Bibliotheca

 

Bibliotheca

 

 

In 168 BC, the same year that parchment may have been introduced to Rome by a visiting delegation from Pergamum, L. Aemilius Paulus returned with the royal library of the King of Macedonia. In 86 BC, Sulla brought from Athens at least some of Aristotle's own library, and Lucullus, who had fought under Sulla, claimed as a prize of war the library of Mithridates, the King of Pontus. Collections such as these, the plundered book rolls of Greece and Asia Minor, mark the beginning of libraries in Rome, both private and public.

 

The greatest of the imperial libraries was part of the Forum of Trajan, the last and most magnificent of the fora. To provide level ground, the base of the Quirinal Hill was cut back 125 feet, a figure commemorated in the height of Trajan's Column.
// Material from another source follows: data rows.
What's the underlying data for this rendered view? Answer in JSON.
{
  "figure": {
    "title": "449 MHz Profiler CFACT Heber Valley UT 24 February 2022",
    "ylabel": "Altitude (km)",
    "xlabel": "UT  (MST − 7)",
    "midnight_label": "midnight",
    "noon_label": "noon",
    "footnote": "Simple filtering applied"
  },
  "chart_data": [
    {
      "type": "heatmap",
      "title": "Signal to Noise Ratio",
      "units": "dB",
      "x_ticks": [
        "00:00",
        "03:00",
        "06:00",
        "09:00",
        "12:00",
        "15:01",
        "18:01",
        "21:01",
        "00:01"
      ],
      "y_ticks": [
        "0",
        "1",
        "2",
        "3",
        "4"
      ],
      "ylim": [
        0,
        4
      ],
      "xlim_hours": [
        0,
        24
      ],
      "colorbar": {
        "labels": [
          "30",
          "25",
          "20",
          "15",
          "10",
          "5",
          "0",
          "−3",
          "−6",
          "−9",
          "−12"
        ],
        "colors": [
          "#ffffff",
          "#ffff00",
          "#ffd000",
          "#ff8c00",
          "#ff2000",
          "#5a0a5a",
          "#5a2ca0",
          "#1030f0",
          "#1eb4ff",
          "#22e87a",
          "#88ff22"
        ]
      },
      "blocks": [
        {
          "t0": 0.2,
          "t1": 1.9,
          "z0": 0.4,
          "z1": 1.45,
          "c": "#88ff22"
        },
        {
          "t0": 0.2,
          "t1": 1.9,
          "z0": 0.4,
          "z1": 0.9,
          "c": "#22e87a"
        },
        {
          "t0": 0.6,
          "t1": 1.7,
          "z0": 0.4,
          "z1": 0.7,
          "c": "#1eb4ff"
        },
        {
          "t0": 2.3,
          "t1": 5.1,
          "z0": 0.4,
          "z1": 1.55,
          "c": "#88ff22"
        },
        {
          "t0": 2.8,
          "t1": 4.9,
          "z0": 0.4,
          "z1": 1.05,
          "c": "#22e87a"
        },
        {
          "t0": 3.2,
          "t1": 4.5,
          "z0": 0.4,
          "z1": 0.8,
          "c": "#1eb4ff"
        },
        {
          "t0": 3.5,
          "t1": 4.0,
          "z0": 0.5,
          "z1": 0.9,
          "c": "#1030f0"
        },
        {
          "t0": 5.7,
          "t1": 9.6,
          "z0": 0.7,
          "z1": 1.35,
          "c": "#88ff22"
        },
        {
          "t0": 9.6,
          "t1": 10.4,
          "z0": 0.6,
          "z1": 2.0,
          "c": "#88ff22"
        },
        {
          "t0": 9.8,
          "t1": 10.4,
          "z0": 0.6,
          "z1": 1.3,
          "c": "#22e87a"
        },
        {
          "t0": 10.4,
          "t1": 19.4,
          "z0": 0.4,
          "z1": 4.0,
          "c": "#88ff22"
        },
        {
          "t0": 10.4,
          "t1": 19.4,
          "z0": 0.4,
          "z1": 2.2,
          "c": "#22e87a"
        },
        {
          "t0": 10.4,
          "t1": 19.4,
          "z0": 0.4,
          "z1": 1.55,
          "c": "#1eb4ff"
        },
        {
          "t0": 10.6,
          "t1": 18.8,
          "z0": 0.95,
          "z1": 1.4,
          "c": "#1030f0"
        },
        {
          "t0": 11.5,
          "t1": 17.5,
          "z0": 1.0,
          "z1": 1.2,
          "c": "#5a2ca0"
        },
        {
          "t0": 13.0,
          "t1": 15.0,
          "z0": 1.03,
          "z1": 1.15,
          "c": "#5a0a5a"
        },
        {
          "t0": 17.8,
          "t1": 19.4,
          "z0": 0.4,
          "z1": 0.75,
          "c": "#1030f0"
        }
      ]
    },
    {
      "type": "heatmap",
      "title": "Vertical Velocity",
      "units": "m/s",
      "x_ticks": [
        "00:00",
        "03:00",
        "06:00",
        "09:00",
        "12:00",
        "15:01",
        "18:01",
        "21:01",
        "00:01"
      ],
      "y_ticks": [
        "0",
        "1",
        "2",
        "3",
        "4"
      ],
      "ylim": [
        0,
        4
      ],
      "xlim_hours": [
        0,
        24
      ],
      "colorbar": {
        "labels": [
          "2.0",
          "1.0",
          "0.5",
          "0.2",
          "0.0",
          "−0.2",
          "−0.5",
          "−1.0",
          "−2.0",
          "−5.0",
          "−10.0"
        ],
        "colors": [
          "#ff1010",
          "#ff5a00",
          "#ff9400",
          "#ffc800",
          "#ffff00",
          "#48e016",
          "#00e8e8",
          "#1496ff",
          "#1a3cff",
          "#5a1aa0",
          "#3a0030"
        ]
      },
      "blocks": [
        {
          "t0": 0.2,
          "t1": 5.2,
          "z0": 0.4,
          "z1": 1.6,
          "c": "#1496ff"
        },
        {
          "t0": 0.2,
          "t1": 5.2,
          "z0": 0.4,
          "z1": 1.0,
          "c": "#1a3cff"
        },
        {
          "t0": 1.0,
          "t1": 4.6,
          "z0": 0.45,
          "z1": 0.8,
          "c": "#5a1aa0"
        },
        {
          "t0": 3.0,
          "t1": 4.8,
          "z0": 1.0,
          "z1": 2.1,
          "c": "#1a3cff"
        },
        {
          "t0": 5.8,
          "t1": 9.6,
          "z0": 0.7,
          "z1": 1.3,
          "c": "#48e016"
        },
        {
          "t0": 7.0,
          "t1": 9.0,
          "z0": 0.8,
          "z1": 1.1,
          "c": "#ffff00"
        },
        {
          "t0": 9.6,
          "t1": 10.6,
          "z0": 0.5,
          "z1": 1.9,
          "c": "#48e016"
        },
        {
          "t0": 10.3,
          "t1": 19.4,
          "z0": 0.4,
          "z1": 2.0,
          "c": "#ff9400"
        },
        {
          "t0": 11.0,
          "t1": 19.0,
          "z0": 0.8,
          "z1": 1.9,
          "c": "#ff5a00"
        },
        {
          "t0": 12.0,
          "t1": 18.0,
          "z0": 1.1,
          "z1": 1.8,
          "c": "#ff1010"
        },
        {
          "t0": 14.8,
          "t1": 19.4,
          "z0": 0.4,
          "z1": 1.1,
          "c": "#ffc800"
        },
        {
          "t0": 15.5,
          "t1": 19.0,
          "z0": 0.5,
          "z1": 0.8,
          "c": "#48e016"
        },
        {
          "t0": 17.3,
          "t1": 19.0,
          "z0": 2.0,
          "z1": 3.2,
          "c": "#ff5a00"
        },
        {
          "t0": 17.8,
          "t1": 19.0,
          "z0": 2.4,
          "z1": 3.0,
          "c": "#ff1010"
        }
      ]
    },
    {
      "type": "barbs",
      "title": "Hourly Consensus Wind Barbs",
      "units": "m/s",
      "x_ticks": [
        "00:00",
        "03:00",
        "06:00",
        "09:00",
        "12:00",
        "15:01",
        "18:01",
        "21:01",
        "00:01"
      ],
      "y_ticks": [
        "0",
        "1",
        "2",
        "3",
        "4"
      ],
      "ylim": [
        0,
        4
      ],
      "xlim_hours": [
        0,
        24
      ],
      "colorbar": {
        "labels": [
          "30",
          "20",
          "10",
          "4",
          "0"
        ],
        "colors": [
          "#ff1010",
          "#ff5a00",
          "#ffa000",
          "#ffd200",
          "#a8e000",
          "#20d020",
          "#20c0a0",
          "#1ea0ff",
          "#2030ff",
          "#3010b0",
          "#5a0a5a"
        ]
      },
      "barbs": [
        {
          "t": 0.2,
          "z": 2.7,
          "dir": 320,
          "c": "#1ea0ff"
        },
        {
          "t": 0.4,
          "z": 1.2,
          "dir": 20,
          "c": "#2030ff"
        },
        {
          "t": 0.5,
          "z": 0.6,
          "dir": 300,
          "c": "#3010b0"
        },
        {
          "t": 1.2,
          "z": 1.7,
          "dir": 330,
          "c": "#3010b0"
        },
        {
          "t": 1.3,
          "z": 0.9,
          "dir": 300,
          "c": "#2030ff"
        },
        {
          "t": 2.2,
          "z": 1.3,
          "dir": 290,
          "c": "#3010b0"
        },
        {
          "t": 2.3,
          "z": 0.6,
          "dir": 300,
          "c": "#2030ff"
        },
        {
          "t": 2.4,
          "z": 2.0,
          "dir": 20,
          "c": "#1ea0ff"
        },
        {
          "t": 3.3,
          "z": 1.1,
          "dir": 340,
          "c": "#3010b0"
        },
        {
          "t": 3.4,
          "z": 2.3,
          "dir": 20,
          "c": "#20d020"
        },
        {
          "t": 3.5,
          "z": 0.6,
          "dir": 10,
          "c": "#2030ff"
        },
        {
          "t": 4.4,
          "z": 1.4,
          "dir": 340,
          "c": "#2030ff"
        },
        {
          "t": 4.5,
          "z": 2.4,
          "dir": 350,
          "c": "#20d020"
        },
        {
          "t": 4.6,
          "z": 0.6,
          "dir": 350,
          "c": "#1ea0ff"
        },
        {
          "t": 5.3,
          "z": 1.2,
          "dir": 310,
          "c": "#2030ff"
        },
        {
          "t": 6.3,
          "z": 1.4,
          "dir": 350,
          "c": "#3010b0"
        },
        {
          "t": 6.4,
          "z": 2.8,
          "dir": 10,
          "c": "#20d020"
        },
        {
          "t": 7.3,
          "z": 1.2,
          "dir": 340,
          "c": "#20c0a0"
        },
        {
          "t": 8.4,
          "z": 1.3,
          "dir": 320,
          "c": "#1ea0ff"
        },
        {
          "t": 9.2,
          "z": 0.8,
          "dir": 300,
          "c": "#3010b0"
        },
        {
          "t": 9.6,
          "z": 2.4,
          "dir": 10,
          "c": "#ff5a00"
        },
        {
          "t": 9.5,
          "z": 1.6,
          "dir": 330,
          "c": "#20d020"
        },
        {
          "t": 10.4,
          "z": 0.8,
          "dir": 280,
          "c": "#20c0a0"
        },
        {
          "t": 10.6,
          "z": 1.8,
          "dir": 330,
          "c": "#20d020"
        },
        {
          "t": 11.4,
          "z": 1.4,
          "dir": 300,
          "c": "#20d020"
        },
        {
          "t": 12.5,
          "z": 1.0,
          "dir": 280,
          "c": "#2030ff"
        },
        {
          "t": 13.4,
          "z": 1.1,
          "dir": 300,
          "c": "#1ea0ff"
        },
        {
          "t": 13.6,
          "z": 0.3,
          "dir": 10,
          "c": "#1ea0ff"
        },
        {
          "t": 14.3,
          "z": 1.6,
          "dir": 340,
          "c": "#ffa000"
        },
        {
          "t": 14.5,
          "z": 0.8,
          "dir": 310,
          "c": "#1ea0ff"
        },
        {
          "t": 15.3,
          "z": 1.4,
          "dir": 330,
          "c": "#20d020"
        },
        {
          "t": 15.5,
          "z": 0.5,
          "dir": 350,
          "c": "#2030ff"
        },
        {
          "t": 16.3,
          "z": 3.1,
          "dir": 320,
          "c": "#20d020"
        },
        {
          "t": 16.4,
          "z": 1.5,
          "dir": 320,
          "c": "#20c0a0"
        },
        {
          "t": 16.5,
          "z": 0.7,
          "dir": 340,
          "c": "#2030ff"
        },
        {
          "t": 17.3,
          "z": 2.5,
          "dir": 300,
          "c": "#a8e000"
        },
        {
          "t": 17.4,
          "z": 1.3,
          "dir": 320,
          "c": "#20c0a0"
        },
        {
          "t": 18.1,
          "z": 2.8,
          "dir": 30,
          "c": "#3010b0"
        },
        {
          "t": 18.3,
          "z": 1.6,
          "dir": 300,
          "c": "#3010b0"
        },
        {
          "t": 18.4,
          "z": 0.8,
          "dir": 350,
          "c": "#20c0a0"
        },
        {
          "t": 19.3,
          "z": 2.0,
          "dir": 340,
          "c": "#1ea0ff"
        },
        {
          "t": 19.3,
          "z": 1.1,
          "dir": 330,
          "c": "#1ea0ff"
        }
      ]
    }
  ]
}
At the end of the forum, opposite its entrance, was the Basilica Ulpia (the name derives from Trajan's nomen, Ulpius), and, beyond it, was the Bibliotheca Ulpia. Founded in AD 114, the two libraries faced one another across a courtyard, the Latin collection on the west and the Greek on the east, each enclosing two floors that held about 40,000 rolls and occupied 5000 square feet. Between them rose the Columna Trajani. After Alexandria and Pergamum, the Bibliotheca Ulpia was the most famous library of antiquity and, of all the Roman libraries, the only one to have survived at least until the mid-fifth century AD.

 

Grout, J. (Ed.). (2002). Scroll and codex. In Encyclopaedia Romana.